Take Five

Gaetano, il ricettatore. Il nipote Ruocco, giovane pugile squalificato a vita. Sciomèn, gangster leggendario e depresso. Sasà, fotografo di matrimoni, ex rapinatore, reduce da un infarto. E Carmine, idraulico con il vizio del gioco (e relativi debiti), che un giorno si ritrova nel caveau di una banca per riparare una perdita. E si fa venire un’idea…
Due anni dopo il folgorante Là-bas – Educazione criminale (premiato a Venezia con il Leone del Futuro – Premio Opera Prima Luigi De Laurentiis), Guido Lombardi torna alla regia portando sullo schermo una commedia nera sviluppata partendo da un’idea nata insieme a Gaetano Di Vaio, poi interprete e produttore (con Figli del Bronx, insieme a Gianluca Curti di Minerva Pictures e Dario Formisano di Eskimo, più Rai Cinema): Take Five, titolo che rimanda al classico jazz del Dave Brubeck Quartet, per raccontare “la storia di cinque irregolari, tutti con un sogno in comune, quello di arricchirsi”, come dice lo stesso regista.

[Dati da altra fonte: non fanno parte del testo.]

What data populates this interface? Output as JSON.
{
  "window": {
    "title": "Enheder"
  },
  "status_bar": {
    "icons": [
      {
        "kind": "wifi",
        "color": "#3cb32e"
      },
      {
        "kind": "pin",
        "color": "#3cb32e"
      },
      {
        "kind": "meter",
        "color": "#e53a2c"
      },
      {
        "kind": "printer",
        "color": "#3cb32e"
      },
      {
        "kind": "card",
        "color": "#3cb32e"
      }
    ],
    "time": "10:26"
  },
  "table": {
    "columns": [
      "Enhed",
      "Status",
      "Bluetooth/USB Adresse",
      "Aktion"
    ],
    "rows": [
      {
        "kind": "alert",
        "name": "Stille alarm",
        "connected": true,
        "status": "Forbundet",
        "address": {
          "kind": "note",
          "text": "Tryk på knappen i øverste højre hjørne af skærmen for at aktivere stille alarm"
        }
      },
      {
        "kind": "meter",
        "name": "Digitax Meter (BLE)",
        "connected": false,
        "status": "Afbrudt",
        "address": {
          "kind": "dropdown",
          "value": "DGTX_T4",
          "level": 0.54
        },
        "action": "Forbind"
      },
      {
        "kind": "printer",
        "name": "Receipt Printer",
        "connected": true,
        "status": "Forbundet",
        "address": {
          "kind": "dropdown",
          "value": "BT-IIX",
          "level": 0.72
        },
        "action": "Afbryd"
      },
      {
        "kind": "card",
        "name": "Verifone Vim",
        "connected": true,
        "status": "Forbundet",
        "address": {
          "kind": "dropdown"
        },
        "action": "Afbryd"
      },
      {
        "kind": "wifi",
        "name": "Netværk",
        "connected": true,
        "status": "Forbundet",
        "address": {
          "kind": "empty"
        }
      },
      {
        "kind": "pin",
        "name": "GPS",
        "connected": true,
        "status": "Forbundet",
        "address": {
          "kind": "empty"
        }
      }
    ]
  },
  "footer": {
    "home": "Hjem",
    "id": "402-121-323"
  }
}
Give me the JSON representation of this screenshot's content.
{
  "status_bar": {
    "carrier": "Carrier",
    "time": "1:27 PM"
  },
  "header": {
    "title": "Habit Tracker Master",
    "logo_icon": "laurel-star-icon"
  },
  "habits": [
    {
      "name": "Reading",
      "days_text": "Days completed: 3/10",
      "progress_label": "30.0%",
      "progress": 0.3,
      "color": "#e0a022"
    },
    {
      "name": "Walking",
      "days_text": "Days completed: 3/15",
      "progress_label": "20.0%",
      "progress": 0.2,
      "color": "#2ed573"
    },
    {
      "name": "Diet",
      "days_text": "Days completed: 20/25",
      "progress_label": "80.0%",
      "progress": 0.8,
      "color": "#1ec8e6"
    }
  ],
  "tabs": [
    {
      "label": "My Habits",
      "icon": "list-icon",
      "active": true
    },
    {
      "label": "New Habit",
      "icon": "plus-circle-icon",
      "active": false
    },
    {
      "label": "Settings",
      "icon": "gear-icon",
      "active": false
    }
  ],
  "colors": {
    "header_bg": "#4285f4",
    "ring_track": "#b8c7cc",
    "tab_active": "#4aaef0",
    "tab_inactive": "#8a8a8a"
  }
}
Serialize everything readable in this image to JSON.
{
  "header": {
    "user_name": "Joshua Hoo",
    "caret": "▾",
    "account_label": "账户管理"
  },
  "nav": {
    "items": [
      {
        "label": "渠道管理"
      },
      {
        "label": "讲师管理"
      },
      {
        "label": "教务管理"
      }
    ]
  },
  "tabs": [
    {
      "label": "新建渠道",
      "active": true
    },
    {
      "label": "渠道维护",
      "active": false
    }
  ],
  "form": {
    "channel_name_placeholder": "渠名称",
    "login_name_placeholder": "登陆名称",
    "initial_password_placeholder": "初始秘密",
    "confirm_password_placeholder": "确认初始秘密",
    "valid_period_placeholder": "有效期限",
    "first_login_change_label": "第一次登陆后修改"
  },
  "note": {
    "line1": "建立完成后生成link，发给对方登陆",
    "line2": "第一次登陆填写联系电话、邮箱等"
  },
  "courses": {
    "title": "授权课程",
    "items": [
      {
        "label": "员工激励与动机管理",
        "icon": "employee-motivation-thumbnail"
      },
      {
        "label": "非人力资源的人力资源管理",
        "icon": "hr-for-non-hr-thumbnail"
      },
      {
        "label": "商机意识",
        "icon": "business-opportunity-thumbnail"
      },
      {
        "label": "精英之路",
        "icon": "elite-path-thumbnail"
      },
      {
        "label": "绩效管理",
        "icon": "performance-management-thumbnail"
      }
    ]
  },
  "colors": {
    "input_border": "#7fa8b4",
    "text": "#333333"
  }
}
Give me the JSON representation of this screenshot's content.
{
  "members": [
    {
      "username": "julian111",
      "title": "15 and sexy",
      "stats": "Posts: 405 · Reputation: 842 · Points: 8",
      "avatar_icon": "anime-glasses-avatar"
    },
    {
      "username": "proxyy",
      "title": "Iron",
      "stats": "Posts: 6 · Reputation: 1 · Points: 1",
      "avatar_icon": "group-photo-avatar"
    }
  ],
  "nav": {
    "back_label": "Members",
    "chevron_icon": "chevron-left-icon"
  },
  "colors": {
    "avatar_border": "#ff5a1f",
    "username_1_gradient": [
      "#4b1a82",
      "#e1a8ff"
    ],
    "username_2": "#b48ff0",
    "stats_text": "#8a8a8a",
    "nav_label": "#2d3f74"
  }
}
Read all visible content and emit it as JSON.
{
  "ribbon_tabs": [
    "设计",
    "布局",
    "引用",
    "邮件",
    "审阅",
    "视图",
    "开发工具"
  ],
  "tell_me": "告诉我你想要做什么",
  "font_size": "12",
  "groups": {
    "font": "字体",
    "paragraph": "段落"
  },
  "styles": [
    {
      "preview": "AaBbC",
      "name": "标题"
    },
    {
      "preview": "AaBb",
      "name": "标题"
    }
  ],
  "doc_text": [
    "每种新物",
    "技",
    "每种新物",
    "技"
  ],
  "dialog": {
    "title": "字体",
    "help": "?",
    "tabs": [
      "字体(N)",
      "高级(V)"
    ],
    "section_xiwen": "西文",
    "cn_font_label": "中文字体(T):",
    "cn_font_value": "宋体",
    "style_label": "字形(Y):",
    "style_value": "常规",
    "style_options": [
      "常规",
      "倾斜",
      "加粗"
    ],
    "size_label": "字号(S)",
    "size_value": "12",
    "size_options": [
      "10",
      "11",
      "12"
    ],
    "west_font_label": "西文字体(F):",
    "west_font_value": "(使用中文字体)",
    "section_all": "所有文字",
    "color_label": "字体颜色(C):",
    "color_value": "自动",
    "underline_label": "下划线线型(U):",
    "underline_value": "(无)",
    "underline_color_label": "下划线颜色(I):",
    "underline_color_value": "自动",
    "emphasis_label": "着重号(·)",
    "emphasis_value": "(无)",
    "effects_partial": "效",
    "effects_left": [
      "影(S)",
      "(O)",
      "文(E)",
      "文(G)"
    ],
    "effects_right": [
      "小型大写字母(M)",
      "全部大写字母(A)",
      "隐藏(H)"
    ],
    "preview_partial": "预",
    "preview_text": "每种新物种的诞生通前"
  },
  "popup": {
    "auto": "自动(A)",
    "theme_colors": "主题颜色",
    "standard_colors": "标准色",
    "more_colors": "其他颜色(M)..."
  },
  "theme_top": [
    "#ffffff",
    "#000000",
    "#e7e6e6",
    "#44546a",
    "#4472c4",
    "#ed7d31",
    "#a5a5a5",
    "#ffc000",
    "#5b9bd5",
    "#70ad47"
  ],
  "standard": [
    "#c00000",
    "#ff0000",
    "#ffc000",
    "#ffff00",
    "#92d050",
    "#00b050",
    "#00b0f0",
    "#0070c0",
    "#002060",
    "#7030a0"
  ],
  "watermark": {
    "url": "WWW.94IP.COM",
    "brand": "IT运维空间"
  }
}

Che abbandona il registro del film precedente per mettersi addosso a cinque maschere, cinque differenti personalità partenopee: malavitosi che in un certo modo ricalcano esperienze realmente vissute (carcere compreso), e che contribuiscono in maniera decisiva a delineare la cifra stessa dell’opera. Il già citato Di Vaio, Salvatore Ruocco, Peppe Lanzetta, Salvatore Striano e Carmine Paternoster finiscono però per “nascondere” il film, che indubbiamente muove da premesse interessanti e non manca di ragionare su vari aspetti (dall’unione fittizia del gruppo, formatosi solo per soddisfare esigenze individuali, alle dinamiche che coinvolgono i vari gradi della camorra), ma che strada facendo incomincia a zoppicare perdendo ritmo e chiedendo troppo alla sospensione dell’incredulità. Viene meno il rigore di Là-bas e la fusione tra thriller, commedia e denuncia sociale (la figura del giovane garzone, costretto a farsi strumento delle logiche malavitose) lascia in sospeso l’intera operazione: che cos’è, alla fine, Take Five? Un coraggioso ma incompiuto tentativo di affrancare il cinema italiano dalle abituali logiche di consumo. Ma forse non basta.